Concept of Sell or Process Further Decision

The concept of Sell or Process Further Decision

The sell or process further decision is the choice of selling a product now or processing it further to earn additional revenue. Joint products have a common process and joint cost of production up to a split-point. Joint products are two or more products which have been manufactured from the same inputs and in the same production process. At the split-off point, they become distinguishable. That is, after completing a common process, the joint products will be separated. Often joint products are sold at the separation/split-off point. Deciding what to do with a product from the split-off point forward is known as a sell or process further decision. But sometimes, it is more profitable to process a joint product further beyond the split-off point, prior to selling it. A manager has to decide whether a product is sold at split-off point or sold after further processing. That is, determining whether to sell or process further is an important decision that a manager must take. For example, if a green widget can be converted into a red widget at an incremental cost of $1.00 per unit, then processing further is a good idea as long as the incremental price gain to be achieved is at least $1.01 per unit.

A sell-or-process-further analysis can be carried out in three different ways:

  • Incremental Approach calculates the difference between the additional revenues and the additional costs of further processing.
  • Opportunity Cost Approach calculates the difference between net revenue from further processed product and the opportunity cost of not selling the product at split-off point.
  • Total Project Approach compares the profit statements of both options (i.e. selling or further processing) separately for each product.

The sell or process further decision most commonly arises when two or more products are generated by a manufacturing process. Further processing not only increases the total revenues but also incurred additional costs. These businesses must decide to sell farm products or natural resources as is or turn that inventory into another product.

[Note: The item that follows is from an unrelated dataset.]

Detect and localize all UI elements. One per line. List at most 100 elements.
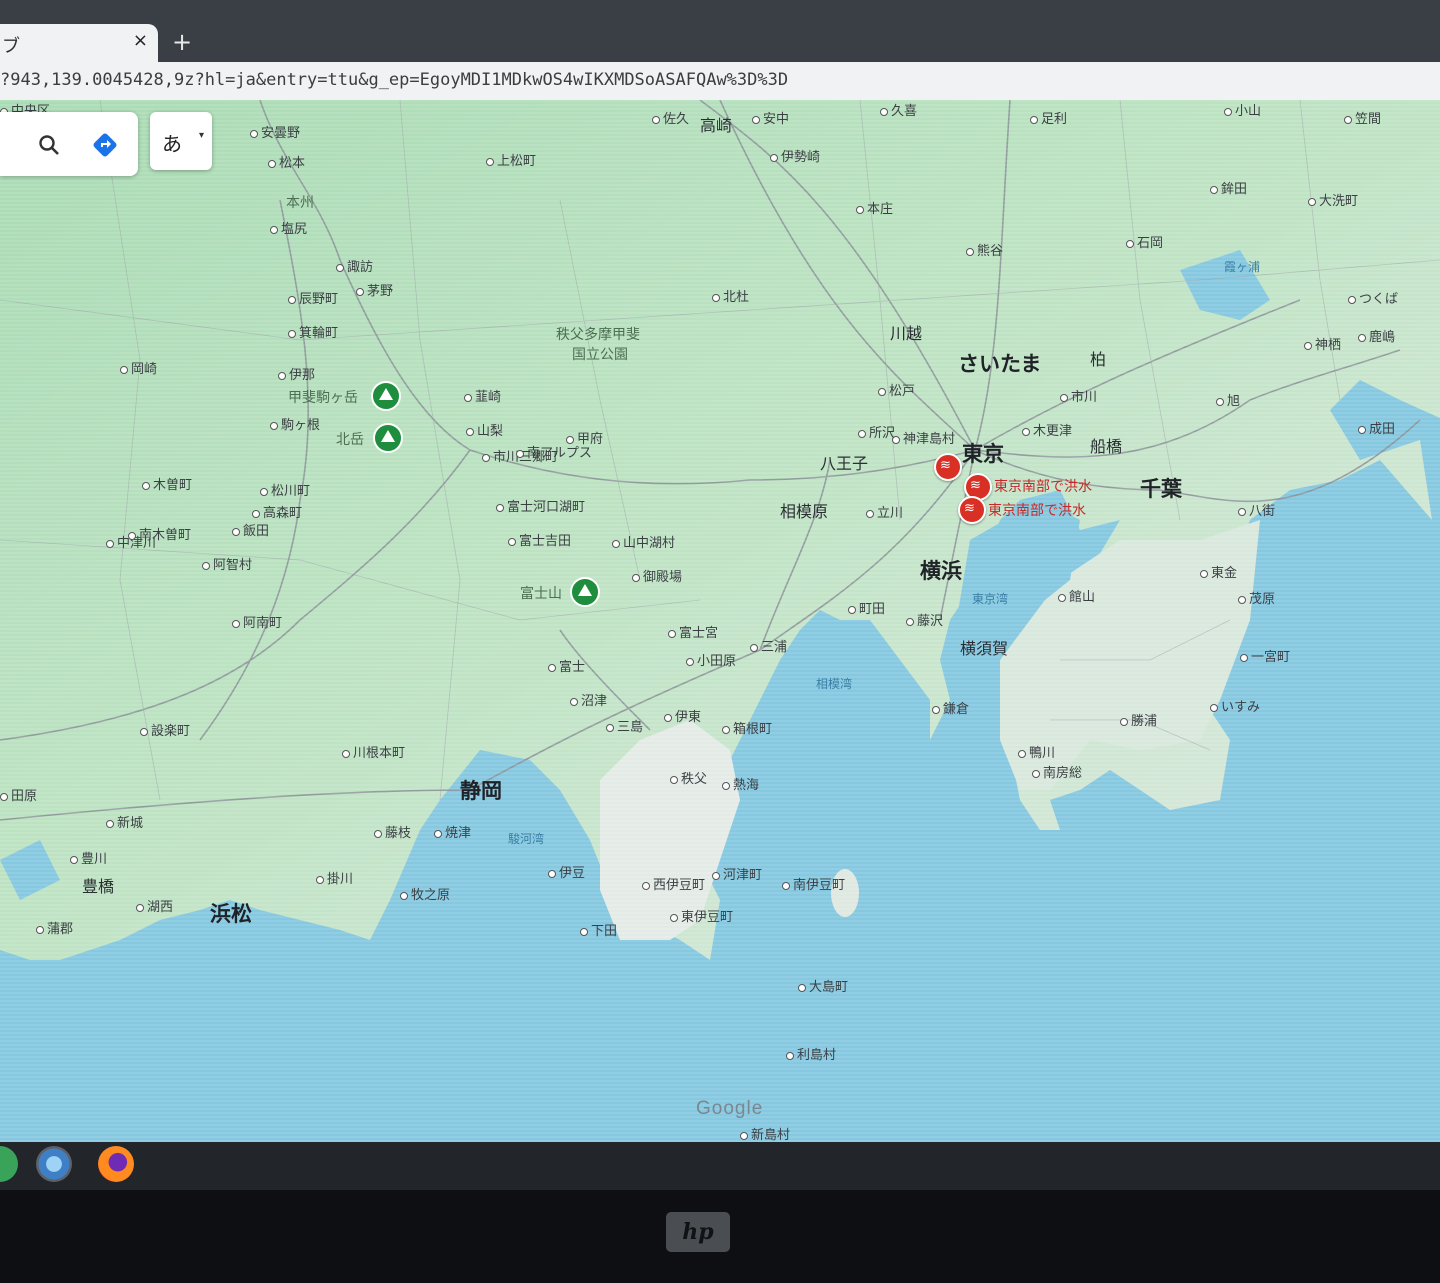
tab-close-icon[interactable]: ×	[133, 30, 148, 51]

Therefore, the process further decision depends on whether the increase in total revenue exceeds the additional cost incurred for processing beyond the split-off point. That is, the incremental analysis provides the solution to sell or process further decision. A joint cost incurred prior to a split-off point has no effect on the decision. The cost incurred before a split-off point is past costs, sunk cost or irrelevant cost for sell or process further decision. The management must choose the option that will result in higher profits. Only future incremental revenue and differential cost should be considered. And incremental revenue is to be compared with incremental costs. If further processing costs exceed the increase in revenues, then there is no point in processing the product further. The alternative which gives more benefit(incremental revenue- incremental cost) must be adopted.